Trees provide koalas with more than food and shelter — they also serve as air conditioners, scientists say.
Trees provide koalas with more than food and shelter — they also serve as air conditioners, scientists say.
On a hot day in Australia, a koala’s thick fur is not necessarily an asset. The marsupials don’t retreat to dens or dugouts, and the water that would help them cool off can be hard to come by. In the wild, the animals “can suffer high mortality during extreme heat events,” according to a report published Wednesday in the journal Biology Letters.
The authors of the study figured koalas must do something to cool off in hot weather. To figure out what it was, they put radio collars on 37 koalas in southeastern Australia and tracked their movements during the winter of 2009 and the summer of 2010-11. (In the land down under, summer lasts from December to March.)
The researchers kept detailed records of these koalas’ activities, noting their posture and their preferences for high or low branches. The scientists also used a portable weather station to assess the microclimate conditions just a couple of feet from where the koalas made themselves comfortable.
For additional data, the scientists observed another 130 koalas in the area that weren’t wearing collars.
What they discovered was that the koalas’ posture on hot days was quite different than on cooler days. In the summer, the animals arrayed themselves in trees in a way that exposed more of their surface area. This often meant hugging a tree trunk or a large branch closer to the ground, with arms and legs outstretched. In the winter, koalas ventured higher up in the tree and further out onto the branches.
Why would different parts of the tree be appealing in different seasons? To answer this question, the researchers took the temperatures of four species of trees — three eucalyptus and one acacia — at the peak of summer.
Using a thermal imaging camera and software, they discovered that the tree trunks had lower surface temperatures than the branches or canopies. The trunks were also cooler than the surrounding air. This seemed to explain why koalas stayed closer to the base of the tree in the summer and ventured farther up the tree in winter.
Of all the trees tested, the coolest ones were the Acacia mearnsii trees, the scientists found. As it happens, these were the trees where koalas spent 29 percent of their time in the summer but only 5 percent of their time in the winter. Koalas can’t eat the leaves of these trees, but now scientists believe they know why they’re so appealing, especially in the summer months.

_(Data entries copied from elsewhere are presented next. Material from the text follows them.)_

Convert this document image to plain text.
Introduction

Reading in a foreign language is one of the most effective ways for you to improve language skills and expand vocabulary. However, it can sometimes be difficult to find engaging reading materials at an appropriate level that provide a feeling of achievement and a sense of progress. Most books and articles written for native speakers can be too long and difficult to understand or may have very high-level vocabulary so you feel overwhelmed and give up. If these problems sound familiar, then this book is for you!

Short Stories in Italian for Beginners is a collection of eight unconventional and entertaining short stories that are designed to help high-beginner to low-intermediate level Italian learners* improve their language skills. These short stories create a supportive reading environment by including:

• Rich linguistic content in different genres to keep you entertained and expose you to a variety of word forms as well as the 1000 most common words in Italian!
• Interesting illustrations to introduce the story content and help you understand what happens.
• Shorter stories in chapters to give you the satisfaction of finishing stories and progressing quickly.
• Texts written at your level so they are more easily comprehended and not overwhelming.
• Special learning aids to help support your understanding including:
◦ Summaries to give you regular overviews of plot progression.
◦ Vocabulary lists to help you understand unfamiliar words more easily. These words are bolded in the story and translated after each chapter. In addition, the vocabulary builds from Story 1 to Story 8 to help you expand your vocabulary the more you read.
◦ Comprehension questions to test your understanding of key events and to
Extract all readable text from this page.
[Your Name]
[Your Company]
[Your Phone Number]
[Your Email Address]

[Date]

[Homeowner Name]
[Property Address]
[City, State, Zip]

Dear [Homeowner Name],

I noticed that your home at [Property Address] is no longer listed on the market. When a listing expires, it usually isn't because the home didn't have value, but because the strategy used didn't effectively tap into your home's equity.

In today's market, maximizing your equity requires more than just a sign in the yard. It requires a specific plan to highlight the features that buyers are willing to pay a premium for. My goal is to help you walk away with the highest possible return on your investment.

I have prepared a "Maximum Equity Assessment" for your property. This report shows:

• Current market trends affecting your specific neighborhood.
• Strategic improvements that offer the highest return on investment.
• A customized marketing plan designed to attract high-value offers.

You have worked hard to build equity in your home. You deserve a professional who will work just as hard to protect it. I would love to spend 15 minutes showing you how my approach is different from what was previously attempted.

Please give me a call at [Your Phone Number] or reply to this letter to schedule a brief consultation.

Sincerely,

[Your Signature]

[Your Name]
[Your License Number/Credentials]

To make sure that their trees-as-air-conditioners theory was plausible, they came up with an equation to determine just how much heat a koala could dissipate by hugging a cool tree. After taking into account the thickness of a koala’s compressed fur, the thermal conductivity of that fur and the surface area of the fur touching a tree (among other factors), they calculated that a 25-pound male koala could shed 68 percent of its excess heat on a 95-degree day by hugging a cool tree in a shady spot. That, in turn, could mean the difference between life and death when water was scarce.
It’s an ingenious strategy for chilling out, and koalas probably aren’t the only animals that realize it, the researchers wrote.
“Cool tree trunks are likely to provide important microhabitat for a broad range of tree-dwelling species, including primates, leopards, birds and invertebrates during hot weather,” they wrote.
Knowing this will help humans predict how animals will adapt to a warming climate, as well as help them decide what kinds of habitat are most critical to preserve, the researchers added.